The title of the puzzle, Le chiffre indéchiffrable, is a French name for the Vigenère cipher. However, the ciphertexts here are in scripts which are clearly not English. But looking at the Unicode code points of the first ciphertext, one finds that there are dips corresponding to spaces in the given key, which suggests that Unicode numbers are being used to implement the cipher. For example, if the first letter of the plaintext was "A" (unicode code 65) and the first letter of the key was "$" (unicode code 36), then the encrypted character is "e" (unicode code 101).

This is indeed the case, and implementing a subtraction-by-code points yields the first plaintext, in French.
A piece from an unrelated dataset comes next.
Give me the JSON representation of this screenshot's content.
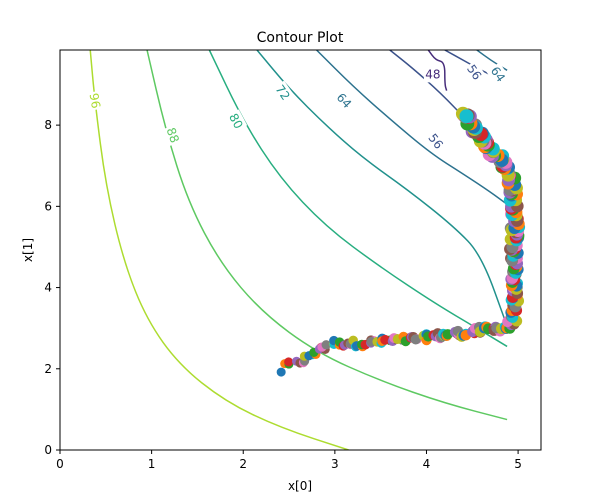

At this point we may already try to translate the text back into English, which we find are formatted as song lyrics. Searching these lyrics then rick-rolls us and reveals the underlying theme of the puzzle --- the plaintexts are from Google Translate Sings.

So, the first step is to break the remaining ciphers. This turns out to be not as scary as it seems, and many approaches to the cryptanalysis are possible. Determining the key length can be done using the Friedman test; the correct key length causes a spike in the index of coincidence. Once the key length is guessed and one is looking at a particular point, one approach would be to simply look at the lowest Unicode point m, which is invariably either NEWLINE (10) or SPACE (32), leaving just two realistic options. And to check whether m is indeed NEWLINE, one can check whether m+22 is present. A Python script that works in all cases is linked here.
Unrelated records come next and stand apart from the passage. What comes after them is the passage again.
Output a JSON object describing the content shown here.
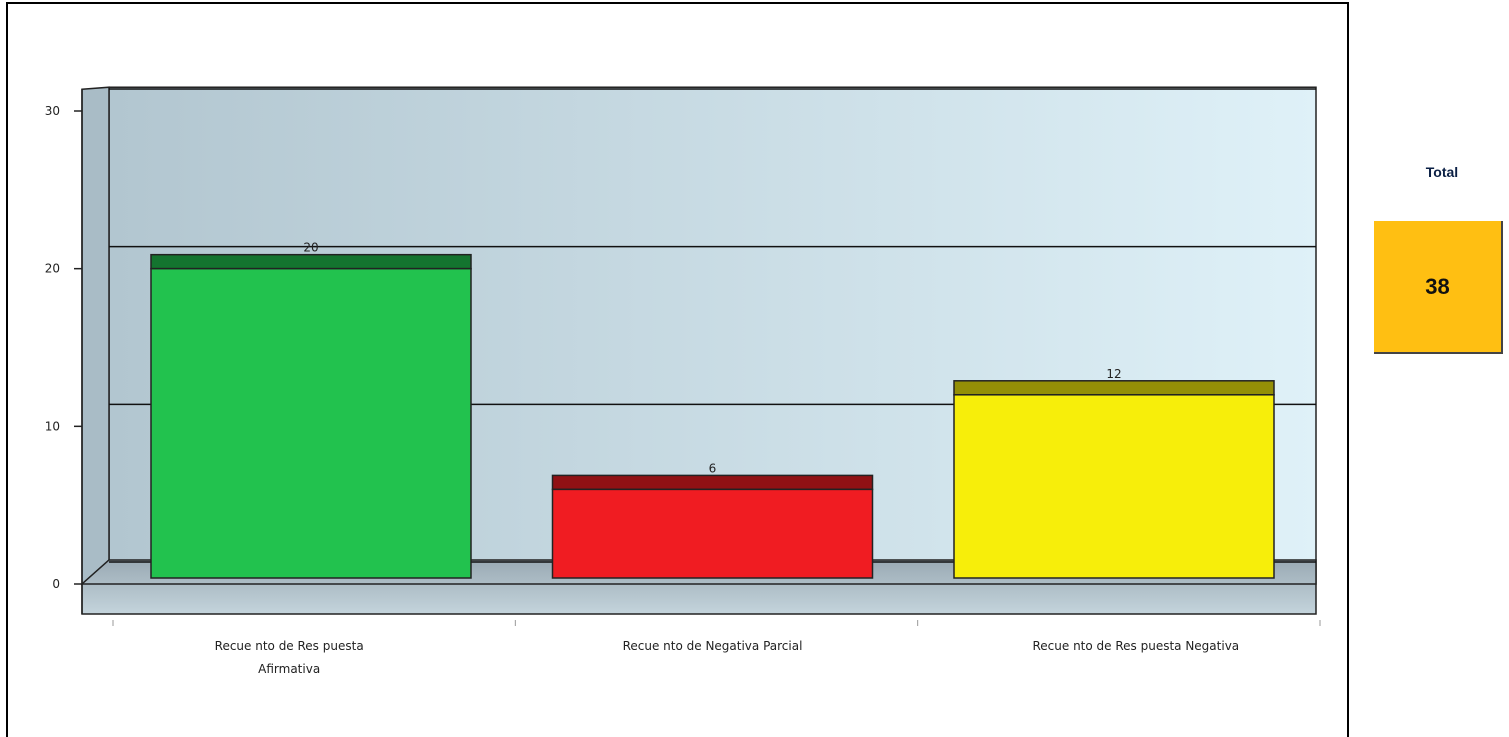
{
  "chart_data": {
    "type": "bar",
    "categories": [
      [
        "Recue nto de Res puesta",
        "Afirmativa"
      ],
      [
        "Recue nto de Negativa Parcial"
      ],
      [
        "Recue nto de Res puesta Negativa"
      ]
    ],
    "values": [
      20,
      6,
      12
    ],
    "data_labels": [
      "20",
      "6",
      "12"
    ],
    "colors": [
      "#22c24e",
      "#f01c22",
      "#f7ee0a"
    ],
    "ylim": [
      0,
      31
    ],
    "yticks": [
      0,
      10,
      20,
      30
    ],
    "grid": true,
    "title": "",
    "xlabel": "",
    "ylabel": ""
  },
  "total": {
    "label": "Total",
    "value": "38",
    "color": "#ffbf12"
  }
}
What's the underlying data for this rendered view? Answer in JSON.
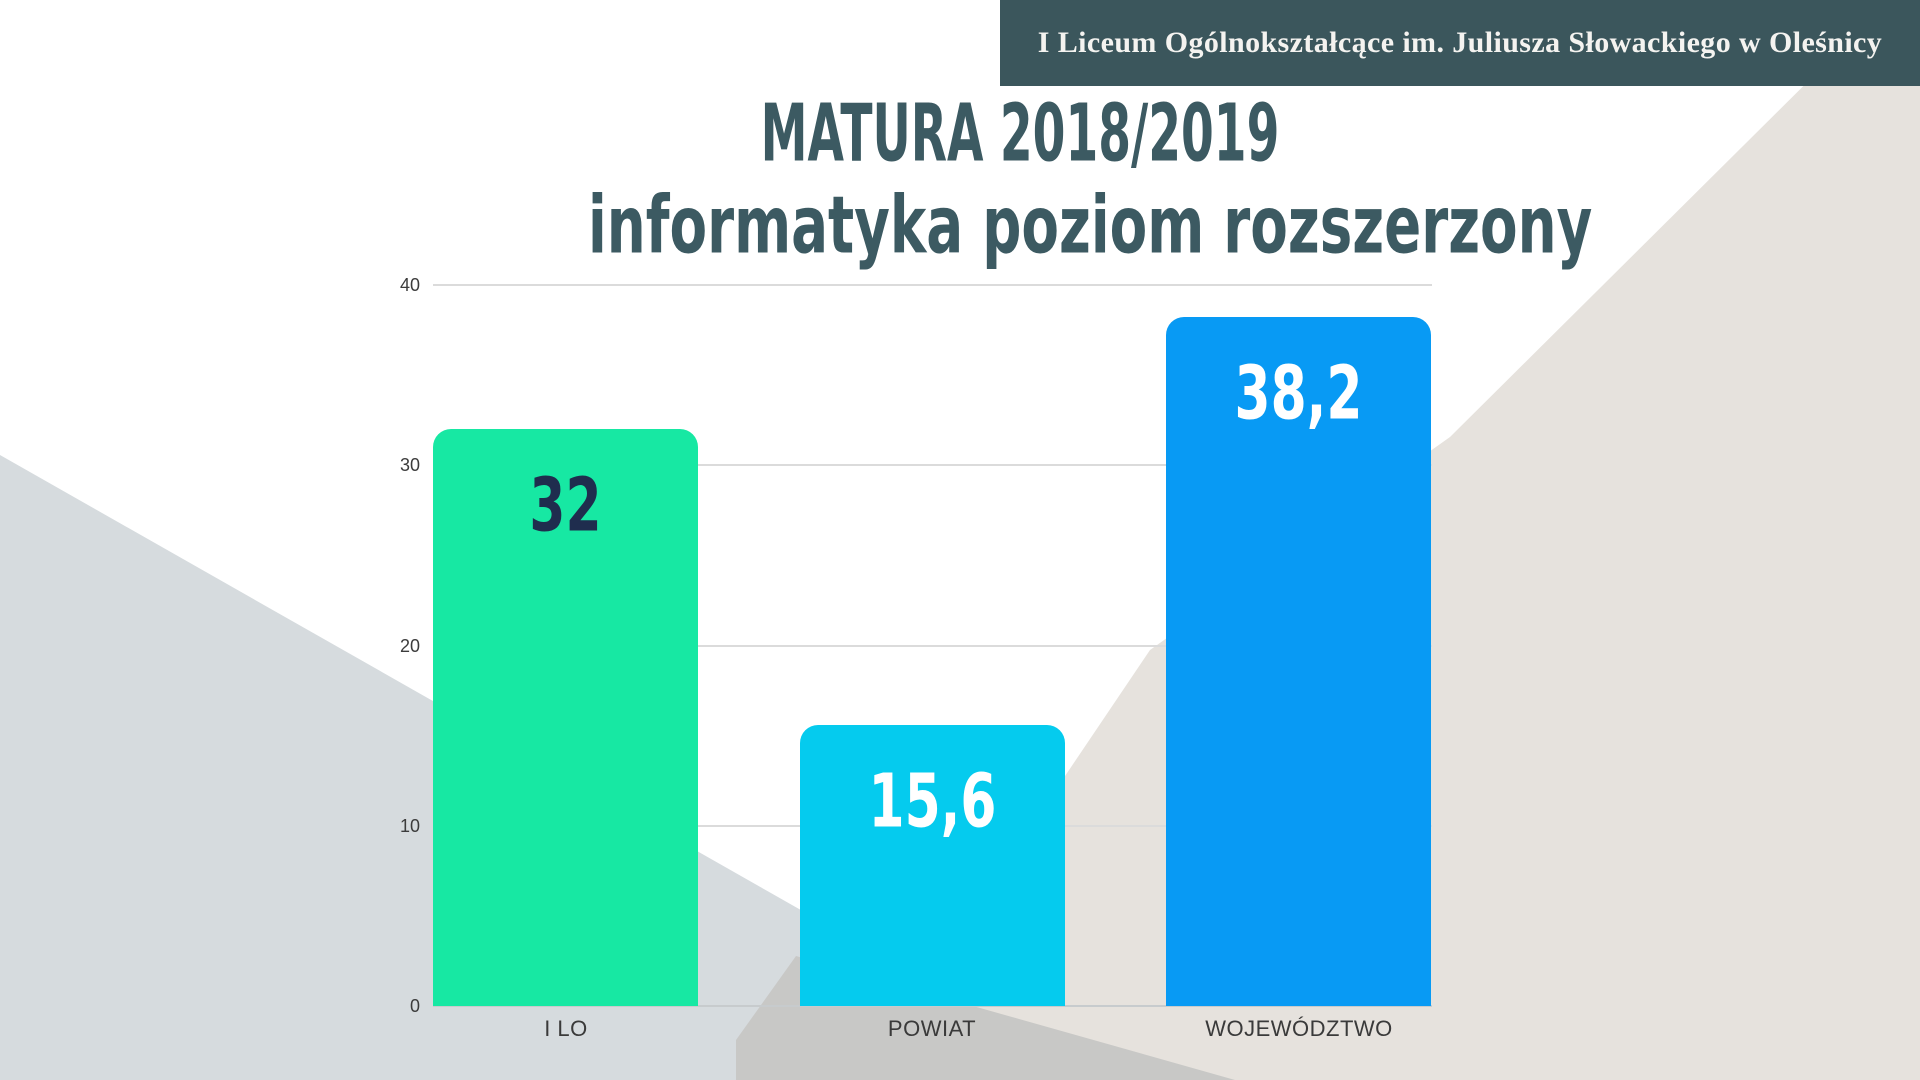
{
  "banner": {
    "text": "I Liceum Ogólnokształcące im. Juliusza Słowackiego w Oleśnicy",
    "bg_color": "#3B565C",
    "text_color": "#F4F3F0"
  },
  "title": {
    "line1": "MATURA 2018/2019",
    "line2": "informatyka poziom rozszerzony",
    "color": "#3C5A62"
  },
  "chart_data": {
    "type": "bar",
    "title": "MATURA 2018/2019 informatyka poziom rozszerzony",
    "categories": [
      "I LO",
      "POWIAT",
      "WOJEWÓDZTWO"
    ],
    "values": [
      32,
      15.6,
      38.2
    ],
    "value_labels": [
      "32",
      "15,6",
      "38,2"
    ],
    "value_label_colors": [
      "#1F2D4E",
      "#FFFFFF",
      "#FFFFFF"
    ],
    "bar_colors": [
      "#17E8A3",
      "#05CBEE",
      "#089AF4"
    ],
    "yticks": [
      40,
      30,
      20,
      10,
      0
    ],
    "ylim": [
      0,
      40
    ],
    "xlabel": "",
    "ylabel": "",
    "grid": true,
    "legend": false,
    "gridline_color": "#DBDBDB",
    "axisline_color": "#C7CBCD"
  },
  "background": {
    "left_triangle_color": "#D6DBDE",
    "beige_triangle_color": "#E6E2DD",
    "dark_wedge_color": "#C8C8C6"
  }
}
Once the cryptanalysis is complete, we now have a lot of data to work with! The completed table of initial data is shown below.

# Plaintext GTS Song Key language Key Key (translated)
#1 French Never Gonna Give You Up Nepali ताराको चिन्ह Asterisk
#2 Albanian Into the Unknown Urdu آلہ کنٹرول تین Device control three
#3 Norwegian God Help the Outcasts Malayalam ശൂന്യം Null
#4 Dutch One Day I'll Fly Away Bengali আউট নামান Shift out
#5 Odia Hey There Delilah English unit separator Unit separator
#6 Maori Twenty One Pilots Russian подставлять Substitute

Both the plaintext and keys have a language and content.
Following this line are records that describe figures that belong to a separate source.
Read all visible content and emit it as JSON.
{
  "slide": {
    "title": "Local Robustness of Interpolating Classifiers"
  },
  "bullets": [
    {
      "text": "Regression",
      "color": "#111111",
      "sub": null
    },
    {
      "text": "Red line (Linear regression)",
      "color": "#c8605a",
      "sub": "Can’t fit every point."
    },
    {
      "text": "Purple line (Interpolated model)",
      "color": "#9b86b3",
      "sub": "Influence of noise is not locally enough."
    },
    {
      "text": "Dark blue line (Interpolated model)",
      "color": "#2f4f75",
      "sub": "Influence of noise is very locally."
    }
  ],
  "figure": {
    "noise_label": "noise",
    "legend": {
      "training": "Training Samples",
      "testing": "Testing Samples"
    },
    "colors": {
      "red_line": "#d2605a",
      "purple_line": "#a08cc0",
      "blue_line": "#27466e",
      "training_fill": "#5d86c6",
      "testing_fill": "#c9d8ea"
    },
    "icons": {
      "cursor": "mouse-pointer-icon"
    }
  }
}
  • The languages for the plaintexts spell FANDOM by first letter.
  • The languages for the keys spell NUMBER by first letter.
  • The content of the plaintexts are the lyrics of a song from the Google Translate Sings series (translated yet again). As clued by the phrase FANDOM NUMBER, we should look up the episode number corresponding to each song, as given by the Malinda Fandom page. (At the time of writing, there was also a Genius listing with gaps and different numbers, and care was taken to choose songs for this puzzle which were not listed on Genius.)
  • The content of the key is a translation of the name of a Unicode/ASCII character, which has a code point.

Thus there are two numbers associated to every file. Upon noticing that the episode numbers are actually quite large, we should do it again and subtract the ASCII character from the Fandom number (i.e. doing one last Vigenere cipher, using the number from the key as the new key, and the number from the texts as the new ciphertext).

# Plaintext song Ep. no. Key (translated) Unicode Difference
#1 Never Gonna Give You Up 108 Asterisk 42 66 → B
#2 Into the Unknown 104 Device control three 19 85 → U
#3 God Help the Outcasts 77 Null 0 77 → M
#4 One Day I'll Fly Away 80 Shift out 14 66 → B
#5 Hey There Delilah 107 Unit separator 31 76 → L
#6 Twenty One Pilots 95 Substitute 26 69 → E

Reading the letters now gives the answer BUMBLE.

Author’s Notes

The author would like to give a special shout-out to Brian Chen who suggested Google Translate Sings as possible source material after the Vigenere step. (Earlier versions of the puzzle had significantly more boring extractions after the ciphertexts were broken, and did not feel anywhere as thematic or cohesive.)